The Gunplay’s The Thing: That is, it’s Hader’s show when it’s not Carrigan’s show, and Barry‘s showrunners smartly expand Noho Hank’s breakout character to even greater prominence in the second season. A montage early in the Hiro Murai-directed premiere episode allows us to catch up with Hank, as he forges a blissful (and, at the very least, homosocial) partnership with Bolivian mob boss Cristobal (Michael Irby) as they share the spoils of the LA drug trade. When Carrigan is on screen, Barry becomes The Noho Hank Show, feat. Bill Hader, and it’s hard to complain about that, Carrigan’s bright-eyed, fast-talking Chechen hustler dashing off with every scene he’s in.
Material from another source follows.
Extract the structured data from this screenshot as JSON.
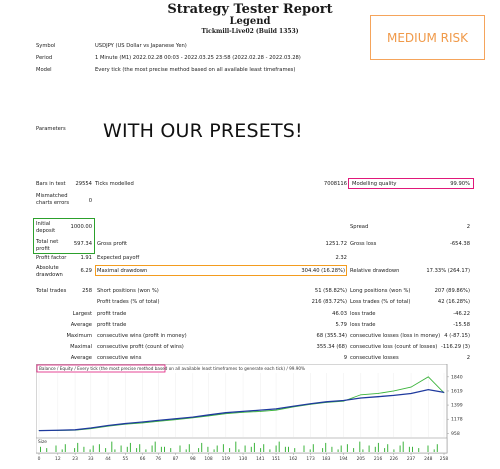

Whether he’s having dreams where he’s guesting on a Charlie Rose-like show and telling off Thomas Friedman (“you know what? You’re bad at writing and nobody likes you”), or donning a ridiculous Bieber-esque wig to visit Barry incognito, it’s impossible not to light up when Noho Hank takes the stage. Whatever other complexities and delights season two holds, we should all be thankful for more Noho Hank.
The Verdict: “Am I, like, an evil person?” Barry asks Noho Hank early in season two. You’ll be hard-pressed to find a more clearly stated superobjective for Hader’s conflicted character, or thesis statement for Barry‘s puckish examinations of personal morality. As Gene’s acting students — not to mention Noho Hank, Fuches and the members of LA’s criminal underworld — clearly demonstrate, there’s no amount of ethical fudging we won’t do to make our transgressions mesh with our self-perception.
Much like Breaking Bad before it, Barry is hard at work showing the lengths to which outwardly-nice people will go to get what they want. When you’re as deadly as Barry, it doesn’t matter how soft-spoken you are, or how much you try to perform niceness; there’s still a monster inside you waiting for the right moment to get out. We can’t wait to see how season 2 brings that monster out of Barry.
Where’s It Playing?: Barry treads the boards and trains his sights Sundays at 10 p.m. ET on HBO.